To this day it oozes the rampant impetuosity of youth – you know, like when you really have to go inter-railing – in every bellow of Bruce belligerence, every proud piano crescendo and every blare of Clarence’s sax. Just try to forget it ever invented ‘Bat Out Of Hell’.
At the polar opposite of Springsteen’s ouvre from the ballsy bluster of ‘Born To Run’ sits the solo four-track wonder that is ‘Nebraska’, recorded at home surrounded by the ghosts of its cold-hearted, hopeless and desperate inhabitants – the crushed killer ‘Johnny 99’ pleading for death row, the ‘Highway Patrolman’ lamenting his fatally wayward brother, the blue collar shame of the family forced to drive around in ‘Used Cars’. This was stark and devastating modern folklore, delivered with a crushing intimacy, and the closest most of us will ever come to knowing what it’s like to hack the phones of murder victims’ families.
At some point in every Rate The Albums list, objectivity must inevitably collapse as that first flush of excitement about discovering an artist drenches one of their (supposedly) less worthy records in added significance.
I call it The ‘Out Of Time’ Effect and for me, with Bruce, it comes with the flag-mocking, Courtney Cox-smooching ‘Born In The USA’. Considered mid-table at best by purists offended by its 15 million-flogging populism, it was the main entry point to Springsteen’s canon for me and approximately 11 million other people.

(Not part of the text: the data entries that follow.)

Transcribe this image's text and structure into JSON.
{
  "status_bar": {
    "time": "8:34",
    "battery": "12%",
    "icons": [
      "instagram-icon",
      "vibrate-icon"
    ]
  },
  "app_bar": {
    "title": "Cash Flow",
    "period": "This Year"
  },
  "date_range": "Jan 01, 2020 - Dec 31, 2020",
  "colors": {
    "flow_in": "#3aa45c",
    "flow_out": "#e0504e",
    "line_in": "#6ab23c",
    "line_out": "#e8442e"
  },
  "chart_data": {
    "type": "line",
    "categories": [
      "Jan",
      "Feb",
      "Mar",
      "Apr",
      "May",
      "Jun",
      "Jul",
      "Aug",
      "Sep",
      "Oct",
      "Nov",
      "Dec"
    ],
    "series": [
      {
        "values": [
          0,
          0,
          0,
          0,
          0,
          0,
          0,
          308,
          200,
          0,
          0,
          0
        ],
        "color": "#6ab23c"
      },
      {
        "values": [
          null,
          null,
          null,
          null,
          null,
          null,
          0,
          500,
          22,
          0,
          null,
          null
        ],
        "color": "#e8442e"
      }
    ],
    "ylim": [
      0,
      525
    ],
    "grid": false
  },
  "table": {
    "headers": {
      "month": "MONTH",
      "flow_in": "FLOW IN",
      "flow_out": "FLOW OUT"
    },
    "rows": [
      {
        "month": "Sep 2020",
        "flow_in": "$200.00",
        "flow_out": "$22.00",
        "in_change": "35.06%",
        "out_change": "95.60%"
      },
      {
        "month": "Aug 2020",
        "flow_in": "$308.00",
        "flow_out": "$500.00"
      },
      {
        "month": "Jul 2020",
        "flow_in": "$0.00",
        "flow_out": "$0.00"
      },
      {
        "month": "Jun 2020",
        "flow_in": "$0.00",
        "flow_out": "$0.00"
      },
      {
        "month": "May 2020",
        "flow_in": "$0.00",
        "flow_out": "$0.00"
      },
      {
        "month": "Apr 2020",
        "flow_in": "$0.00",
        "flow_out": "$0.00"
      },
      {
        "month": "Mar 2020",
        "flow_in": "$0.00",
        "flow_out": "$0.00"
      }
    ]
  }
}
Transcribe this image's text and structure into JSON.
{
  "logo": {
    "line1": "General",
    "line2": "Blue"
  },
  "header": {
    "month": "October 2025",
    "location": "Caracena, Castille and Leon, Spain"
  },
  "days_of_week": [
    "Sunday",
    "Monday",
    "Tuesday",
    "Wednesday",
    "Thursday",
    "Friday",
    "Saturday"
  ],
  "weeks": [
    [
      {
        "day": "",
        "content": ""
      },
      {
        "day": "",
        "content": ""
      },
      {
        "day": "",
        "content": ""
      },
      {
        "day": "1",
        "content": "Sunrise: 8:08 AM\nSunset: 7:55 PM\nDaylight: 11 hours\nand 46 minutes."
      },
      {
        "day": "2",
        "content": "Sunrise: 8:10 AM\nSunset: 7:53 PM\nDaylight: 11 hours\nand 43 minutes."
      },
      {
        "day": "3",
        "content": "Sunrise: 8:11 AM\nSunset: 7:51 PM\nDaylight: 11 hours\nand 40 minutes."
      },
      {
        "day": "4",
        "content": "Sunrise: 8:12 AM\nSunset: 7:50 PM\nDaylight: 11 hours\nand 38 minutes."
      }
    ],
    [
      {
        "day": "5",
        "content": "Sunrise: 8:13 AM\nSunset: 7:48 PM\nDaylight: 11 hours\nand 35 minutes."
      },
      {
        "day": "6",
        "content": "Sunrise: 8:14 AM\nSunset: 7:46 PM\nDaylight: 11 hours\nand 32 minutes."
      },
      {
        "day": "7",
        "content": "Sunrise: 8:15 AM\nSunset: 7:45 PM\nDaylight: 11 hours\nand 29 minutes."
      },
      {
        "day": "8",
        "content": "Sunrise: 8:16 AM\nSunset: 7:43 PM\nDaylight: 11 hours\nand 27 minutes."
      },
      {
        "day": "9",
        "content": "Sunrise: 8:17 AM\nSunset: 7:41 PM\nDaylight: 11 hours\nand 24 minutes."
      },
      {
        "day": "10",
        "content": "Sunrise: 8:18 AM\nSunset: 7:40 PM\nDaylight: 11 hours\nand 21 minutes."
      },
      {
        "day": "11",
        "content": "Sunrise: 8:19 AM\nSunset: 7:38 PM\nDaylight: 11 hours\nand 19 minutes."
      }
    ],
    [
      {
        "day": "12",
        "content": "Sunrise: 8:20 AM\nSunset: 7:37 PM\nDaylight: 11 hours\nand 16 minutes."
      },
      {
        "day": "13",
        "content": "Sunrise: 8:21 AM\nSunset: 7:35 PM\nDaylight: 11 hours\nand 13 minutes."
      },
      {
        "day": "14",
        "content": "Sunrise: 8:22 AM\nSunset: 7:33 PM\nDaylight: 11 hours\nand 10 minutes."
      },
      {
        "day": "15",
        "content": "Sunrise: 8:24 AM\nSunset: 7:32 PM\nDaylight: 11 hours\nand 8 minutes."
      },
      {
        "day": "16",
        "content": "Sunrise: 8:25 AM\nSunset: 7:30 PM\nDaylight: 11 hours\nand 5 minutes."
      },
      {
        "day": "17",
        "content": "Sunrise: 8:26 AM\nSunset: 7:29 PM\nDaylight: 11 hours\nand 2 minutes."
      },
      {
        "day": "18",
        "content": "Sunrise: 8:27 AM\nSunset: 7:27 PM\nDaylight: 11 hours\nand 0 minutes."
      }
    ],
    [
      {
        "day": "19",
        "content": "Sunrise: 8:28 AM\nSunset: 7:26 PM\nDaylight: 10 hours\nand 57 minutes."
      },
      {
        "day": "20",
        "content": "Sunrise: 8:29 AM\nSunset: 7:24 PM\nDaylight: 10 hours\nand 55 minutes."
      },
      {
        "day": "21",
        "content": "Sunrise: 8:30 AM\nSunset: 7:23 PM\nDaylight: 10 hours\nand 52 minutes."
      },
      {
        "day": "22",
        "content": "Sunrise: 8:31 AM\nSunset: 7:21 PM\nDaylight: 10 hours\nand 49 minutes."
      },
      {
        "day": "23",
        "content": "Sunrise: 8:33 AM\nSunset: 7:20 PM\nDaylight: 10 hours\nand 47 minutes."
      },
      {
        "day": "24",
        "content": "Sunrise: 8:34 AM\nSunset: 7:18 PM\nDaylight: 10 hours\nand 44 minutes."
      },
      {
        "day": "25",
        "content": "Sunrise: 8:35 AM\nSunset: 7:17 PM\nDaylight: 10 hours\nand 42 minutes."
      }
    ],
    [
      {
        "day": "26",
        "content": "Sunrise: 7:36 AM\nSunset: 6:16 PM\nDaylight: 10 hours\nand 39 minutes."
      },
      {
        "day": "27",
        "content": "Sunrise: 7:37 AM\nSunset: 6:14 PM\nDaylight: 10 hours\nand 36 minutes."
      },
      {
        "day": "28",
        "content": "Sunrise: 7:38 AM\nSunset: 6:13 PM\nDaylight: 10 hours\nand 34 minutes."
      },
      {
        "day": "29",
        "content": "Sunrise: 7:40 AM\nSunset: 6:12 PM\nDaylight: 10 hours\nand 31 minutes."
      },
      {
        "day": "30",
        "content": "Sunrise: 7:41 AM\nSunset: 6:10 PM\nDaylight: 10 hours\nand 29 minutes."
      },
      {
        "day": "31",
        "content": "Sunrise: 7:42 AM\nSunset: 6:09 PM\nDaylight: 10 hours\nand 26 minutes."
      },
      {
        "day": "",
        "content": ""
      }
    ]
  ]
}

That, plus the fact it’s rammed with classics: ‘No Surrender’, ‘Dancing In The Dark’, ‘Glory Days’ and a load of songs that were originally demoed for ‘Nebraska’, so don’t go claiming you weren’t just put off by the production, Boss snobs!
So you’ve roared off down Thunder Road with Mary on the back, your whole life in your saddle-bags and your eyes on Forever. Then you get to Forever, and it’s a shitty little town like the last place, only everyone’s a bastard, the factory’s sucking your soul dry and you can’t even go stay with your parents until you can get a foothold in telesales. Welcome to the ‘Darkness On The Edge Of Town’, a brutal wake-up call to adulthood full of paranoia, anger and despondency, ‘Born To Run’’s unhappily-ever-after that turns the air-punching sax-rock rebellion to a – by turns - maudlin and furious bent.
Virtually a double-album preview of his forthcoming 80s output, ‘The River’ ran the gamut from bar-room rock bawls like ‘Two Hearts’, ‘The Ties That Bind’ and ‘Hungry Heart’ to fragile folk tales of little lives made emotionally epic – ‘Independence Day’, ‘The River’, ‘Stolen Car’. And all of it toasted dry with a new wave crackle and dusted with dashes of Bowie glam punk. It would be Number One, if not for the anticlimactic second half.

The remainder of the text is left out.